Au XVIIe siècle en Italie, le poison, connu sous le nom d’Aqua Tofana ou Manna di San Nicola, était conservé par les épouses malheureuses à côté des parfums et des lotions, presque comme une façon de cultiver le fantasme d’être un jour libérées de leurs maris. ( Domaine public )
Pourquoi le poison est-il si populaire ?
À l’ère moderne, le poison reste la méthode de choix pour les tueuses en série en raison de sa subtilité et de sa capacité à tromper les experts médico-légaux. Le poison est également très discret, ce qui permet aux tueurs de déplacer facilement leur contrebande d’un endroit à l’autre. Comme l’a mentionné Vronsky, le type de tueuse en série le plus courant est la veuve noire, 85 % des tueuses en série faisant l’affaire. Leurs victimes les plus fréquentes sont soit des maris, des amants, ou même leurs propres enfants, dans le but d’obtenir des richesses, des terres ou des titres par voie d’héritage. Lorsque l’objectif est la sûreté et la sécurité, les gens sont prêts à tout pour l’atteindre.
Cependant, Giulia Tofana ne correspond pas au profil d’un tueur en série ordinaire. D’une part, le poison n’était pas son seul produit. Elle fournissait une pléthore de marchandises et de services que les autres canaux ne pouvaient pas offrir. De plus, elle ne tuait pas directement les victimes, mais vendait le poison pour que d’autres puissent le faire. Après tout, la majorité de ses clients étaient, en fait, des femmes au foyer maltraitées de la classe ouvrière inférieure, et pour la plupart, elle s’adressait à des femmes malheureuses qui essayaient d’échapper à des relations abusives. En outre, comme le dit Mckennet, au XVIIe siècle, l’Italie offrait très peu de possibilités aux femmes. Outre le mariage, les options étaient le travail du sexe, le fait de devenir nonne ou servante.

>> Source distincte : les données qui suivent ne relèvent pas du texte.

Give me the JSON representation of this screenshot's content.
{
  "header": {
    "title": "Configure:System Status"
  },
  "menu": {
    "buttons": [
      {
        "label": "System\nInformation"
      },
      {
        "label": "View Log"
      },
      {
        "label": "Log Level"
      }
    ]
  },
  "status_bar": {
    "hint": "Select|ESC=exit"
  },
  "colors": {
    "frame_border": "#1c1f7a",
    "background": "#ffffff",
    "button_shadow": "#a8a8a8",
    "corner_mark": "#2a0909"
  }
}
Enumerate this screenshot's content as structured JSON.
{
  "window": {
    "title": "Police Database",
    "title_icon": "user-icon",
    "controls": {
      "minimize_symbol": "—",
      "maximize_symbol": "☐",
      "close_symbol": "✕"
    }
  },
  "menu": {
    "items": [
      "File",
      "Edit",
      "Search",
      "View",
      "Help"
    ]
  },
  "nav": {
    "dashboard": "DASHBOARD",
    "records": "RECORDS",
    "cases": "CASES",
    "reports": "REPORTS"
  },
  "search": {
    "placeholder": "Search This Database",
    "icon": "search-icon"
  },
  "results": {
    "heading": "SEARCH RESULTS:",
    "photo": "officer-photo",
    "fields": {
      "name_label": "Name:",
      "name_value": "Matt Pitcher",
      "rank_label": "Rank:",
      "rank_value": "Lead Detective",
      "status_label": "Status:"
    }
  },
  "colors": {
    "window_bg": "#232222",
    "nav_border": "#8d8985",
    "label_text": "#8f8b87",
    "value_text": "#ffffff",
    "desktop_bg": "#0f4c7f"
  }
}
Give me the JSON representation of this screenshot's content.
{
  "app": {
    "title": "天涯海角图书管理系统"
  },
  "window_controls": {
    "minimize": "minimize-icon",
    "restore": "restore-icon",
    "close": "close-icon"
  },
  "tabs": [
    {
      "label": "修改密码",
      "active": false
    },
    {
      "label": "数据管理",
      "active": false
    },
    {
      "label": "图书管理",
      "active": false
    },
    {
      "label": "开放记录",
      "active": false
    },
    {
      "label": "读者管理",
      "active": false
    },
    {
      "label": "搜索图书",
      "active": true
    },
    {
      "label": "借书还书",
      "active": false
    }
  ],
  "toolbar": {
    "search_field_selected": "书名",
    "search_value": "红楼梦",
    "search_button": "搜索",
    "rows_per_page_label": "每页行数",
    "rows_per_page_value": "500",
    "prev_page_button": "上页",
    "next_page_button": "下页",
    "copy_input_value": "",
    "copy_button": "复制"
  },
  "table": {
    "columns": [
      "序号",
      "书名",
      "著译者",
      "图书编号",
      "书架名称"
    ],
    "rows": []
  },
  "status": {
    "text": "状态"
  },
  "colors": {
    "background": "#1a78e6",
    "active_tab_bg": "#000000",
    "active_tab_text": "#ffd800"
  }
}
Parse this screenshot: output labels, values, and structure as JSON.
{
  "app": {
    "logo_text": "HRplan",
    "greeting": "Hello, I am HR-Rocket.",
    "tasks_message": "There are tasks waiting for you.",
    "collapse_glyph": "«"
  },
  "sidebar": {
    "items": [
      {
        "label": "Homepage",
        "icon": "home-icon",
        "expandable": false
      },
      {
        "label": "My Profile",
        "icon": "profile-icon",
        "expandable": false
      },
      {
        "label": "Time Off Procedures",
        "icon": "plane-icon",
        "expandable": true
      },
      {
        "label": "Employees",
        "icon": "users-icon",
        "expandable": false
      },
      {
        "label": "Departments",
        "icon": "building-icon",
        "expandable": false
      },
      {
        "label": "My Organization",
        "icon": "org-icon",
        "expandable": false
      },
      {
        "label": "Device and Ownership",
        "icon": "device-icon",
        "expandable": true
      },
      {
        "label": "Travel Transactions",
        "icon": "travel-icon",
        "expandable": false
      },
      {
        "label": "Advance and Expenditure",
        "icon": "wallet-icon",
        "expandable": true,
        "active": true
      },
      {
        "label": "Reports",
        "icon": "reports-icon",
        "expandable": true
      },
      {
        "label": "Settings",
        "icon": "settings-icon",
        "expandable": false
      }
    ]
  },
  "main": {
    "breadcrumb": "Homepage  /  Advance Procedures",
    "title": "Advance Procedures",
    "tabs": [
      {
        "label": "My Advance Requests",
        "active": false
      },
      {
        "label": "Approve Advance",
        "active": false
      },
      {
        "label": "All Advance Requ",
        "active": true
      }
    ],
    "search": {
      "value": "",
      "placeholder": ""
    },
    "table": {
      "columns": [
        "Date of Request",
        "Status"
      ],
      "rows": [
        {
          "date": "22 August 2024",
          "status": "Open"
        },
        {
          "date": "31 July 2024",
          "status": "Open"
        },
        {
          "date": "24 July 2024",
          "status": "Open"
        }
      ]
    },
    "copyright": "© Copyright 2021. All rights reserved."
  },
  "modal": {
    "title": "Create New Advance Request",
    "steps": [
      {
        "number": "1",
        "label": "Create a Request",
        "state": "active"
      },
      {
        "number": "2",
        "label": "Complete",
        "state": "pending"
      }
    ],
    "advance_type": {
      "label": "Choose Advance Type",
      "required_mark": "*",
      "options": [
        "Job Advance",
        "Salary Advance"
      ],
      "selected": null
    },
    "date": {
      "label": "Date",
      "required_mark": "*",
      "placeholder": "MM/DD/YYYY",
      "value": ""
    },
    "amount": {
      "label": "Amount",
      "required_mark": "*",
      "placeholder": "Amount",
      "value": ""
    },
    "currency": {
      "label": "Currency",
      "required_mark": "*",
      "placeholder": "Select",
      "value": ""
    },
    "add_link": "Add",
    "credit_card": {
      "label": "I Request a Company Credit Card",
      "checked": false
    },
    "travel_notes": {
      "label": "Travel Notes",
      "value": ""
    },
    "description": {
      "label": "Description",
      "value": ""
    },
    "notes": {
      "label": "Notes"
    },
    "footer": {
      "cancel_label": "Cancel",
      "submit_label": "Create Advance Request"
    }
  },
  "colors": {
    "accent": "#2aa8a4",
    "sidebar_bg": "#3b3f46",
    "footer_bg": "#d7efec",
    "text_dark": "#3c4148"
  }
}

Dans le cadre de ces choix, le mariage était souvent contractuel et sans amour.
Tofana a fourni non seulement la fantaisie des arts sombres du 17ème siècle sous forme de bibelots et de charmes, mais aussi le fantasme de tuer son mari et de s’enfuir. Dans la plupart des cas, les femmes achetaient le poison comme une nouveauté à conserver avec leur parfum et leurs lotions, presque comme un moyen de cultiver le fantasme d’être un jour libérées de leur mari. Mais elles ne sont jamais allées jusqu’au bout de leur acte. Le fantasme reste toujours aussi séduisant, tout comme l’idée du grand et sombre étranger qui arrive pour vous emporter vers un avenir meilleur.
Image du haut : Giulia Tofana était au XVIIe siècle à la tête d’un cartel du poison responsable de plus de 600 morts grâce à sa marque de fabrique, le poison Aqua Tofana. Source : Domaine public
Par B.B. Wagner
Références
Dash, Mike. 2015. Aqua Tofana : Empoisonnement lent et meurtre de mari dans l’Italie du 17ème siècle. 6 avril. Disponible à l’adresse : https://mikedashhistory.com/2015/04/06/aqua-tofana-slow-poisoning-and-hu….
Dash, Mike. 2017. « Chapitre 6 – Aqua Tofana. » Dans Toxicology in the Middle Ages and Renaissance History of Toxicology and Environmental Health, par Philip Wexler, 63-69. Royaume-Uni : University of Cambridge Press.
Mkennett. 2020. Voici Giulia Tofana : L’empoisonneuse professionnelle du 17e siècle aurait tué 600 hommes. Le 1er juin. Disponible à l’adresse : https://allthatsinteresting.com/giulia-tofana.
Salomone, Marino S. 1881. L’acqua Tofana, Nuove Effemeridi Siciliane. Vol. 11.
Vronsky, Peter. 2004. Serial Killers. La méthode et la folie des monstres. Berkely.